ONIC has denounced the murder of m ore than 1240 indigenous persons en the last seven years by armed actors: guerrillas, paramilitaries and the army. In just the time that has run in this year 60 indigenous persons have been murdered in the cases that have been registered and opportunely denounced by authorities and indigenous organizations of the country.
The situation of displacement and malnutrition are evils that attack the very right of the communities to exist; hundreds of children have died of hunger and preventable diseases, but because of the absence of the state they have not been attended in time. Meanwhile, thousands of persons have had to leave their plots, farms, and the surroundings where they have been for all or most of their lives.
Recruitment under threat and the criminalization of indigenous authorities and leaders threaten the ongoing survival of the indigenous communities.
What most attracted the attention of the different indigenous peoples was the lack of political will in the government to carry out their obligations; the areas of agreement with the government do not function, the processes of previous consultation are phonies, there has been no progress in constituting the reservations.
The indigenous people showed irrefutable proof of these elements, and pointed out that 65 per cent of the indigenous territories have been given in concessions to multinational firms, in the majority of cases without previous consultation.
But the most desolating panorama, which is worrisome and left a sense of pain and impotence is seeing how more than 30 indigenous peoples are in risk of being extinguished by the factors that we have been mentioning.
National and international consciousness has still not awakened, and while it sleeps we are at the gates of a genocide that is magnified by social and political indifference and shows the drama of humanity that has not been capable of being moved by the fate of its peoples who originated life.
In this sense and facing the fear of losing their traditions, the indigenous people let loose a cry to the world to guarantee among everyone the cultural survival of the indigenous peoples. “The government and the armed actors who promote the war cannot be the executioners of their peoples who call for peace, for justice, dignity and liberty,” concluded one indigenous person from a remote area in phrases that hit the mark.
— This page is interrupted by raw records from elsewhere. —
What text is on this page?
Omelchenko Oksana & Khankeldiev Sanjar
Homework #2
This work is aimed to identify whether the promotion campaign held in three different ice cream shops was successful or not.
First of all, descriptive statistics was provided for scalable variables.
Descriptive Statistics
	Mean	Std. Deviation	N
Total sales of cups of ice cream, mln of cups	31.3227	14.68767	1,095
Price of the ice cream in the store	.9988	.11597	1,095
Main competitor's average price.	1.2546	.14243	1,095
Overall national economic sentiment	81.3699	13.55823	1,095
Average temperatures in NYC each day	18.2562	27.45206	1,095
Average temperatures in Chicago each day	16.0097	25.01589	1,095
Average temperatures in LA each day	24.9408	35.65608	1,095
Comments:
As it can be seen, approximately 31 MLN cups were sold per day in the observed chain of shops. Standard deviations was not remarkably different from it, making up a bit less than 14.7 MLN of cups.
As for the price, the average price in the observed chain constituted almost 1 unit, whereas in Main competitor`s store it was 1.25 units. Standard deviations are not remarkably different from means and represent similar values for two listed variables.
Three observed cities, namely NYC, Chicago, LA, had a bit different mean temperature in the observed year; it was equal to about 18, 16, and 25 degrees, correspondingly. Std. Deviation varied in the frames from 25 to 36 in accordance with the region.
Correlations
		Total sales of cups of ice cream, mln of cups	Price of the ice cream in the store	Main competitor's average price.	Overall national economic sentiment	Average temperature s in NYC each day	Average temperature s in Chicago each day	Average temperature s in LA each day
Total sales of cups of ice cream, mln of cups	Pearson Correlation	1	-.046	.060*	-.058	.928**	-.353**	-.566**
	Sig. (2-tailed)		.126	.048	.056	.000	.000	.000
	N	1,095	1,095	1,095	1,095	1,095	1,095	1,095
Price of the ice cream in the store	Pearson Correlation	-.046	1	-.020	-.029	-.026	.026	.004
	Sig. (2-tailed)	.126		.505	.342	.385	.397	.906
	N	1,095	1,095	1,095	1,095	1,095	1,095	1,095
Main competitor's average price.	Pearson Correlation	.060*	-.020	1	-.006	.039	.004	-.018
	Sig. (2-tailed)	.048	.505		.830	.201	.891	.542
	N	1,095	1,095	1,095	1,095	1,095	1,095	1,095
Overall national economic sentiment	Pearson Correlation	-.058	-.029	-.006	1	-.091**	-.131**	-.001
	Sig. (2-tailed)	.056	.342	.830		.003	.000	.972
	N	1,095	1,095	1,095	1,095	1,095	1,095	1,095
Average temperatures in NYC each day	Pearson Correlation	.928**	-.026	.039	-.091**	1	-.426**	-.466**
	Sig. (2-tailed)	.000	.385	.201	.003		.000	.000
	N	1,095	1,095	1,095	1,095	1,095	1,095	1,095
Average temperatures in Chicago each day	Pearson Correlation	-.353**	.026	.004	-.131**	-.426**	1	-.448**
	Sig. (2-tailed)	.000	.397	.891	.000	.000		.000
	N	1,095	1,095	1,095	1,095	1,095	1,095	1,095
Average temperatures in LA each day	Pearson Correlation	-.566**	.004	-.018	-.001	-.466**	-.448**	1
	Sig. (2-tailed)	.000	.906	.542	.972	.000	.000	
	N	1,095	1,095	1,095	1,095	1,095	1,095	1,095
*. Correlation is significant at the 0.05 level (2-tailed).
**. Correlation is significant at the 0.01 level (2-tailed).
Before this series of denunciations and clamor, the Rapporteur Anaya said, “I have heard your deep sadness. There are great challenges and much suffering, violations of human rights of the indigenous peoples, deaths…”
There is much social and collective responsibility for the crisis of our indigenous brothers: political society, the armed actors and Columbian institutions will not be able to free themselves from the dock of the accused. Perhaps it is not too late to recognize those responsibilities and take effective measures that, even if they cannot undo the errors, at least might serve to prevent a cultural and spiritual extermination of our peoples. We indigenous people shelter the hope that from this visit the Rapporteur might be able to put out recommendations that tend to improve the conditions of life of our communities and that might compensate for the great human and financial effort that every one of the indigenous peoples and organizations have had to assume to make possible this Hearing and this encounter of cultures with the Rapporteur.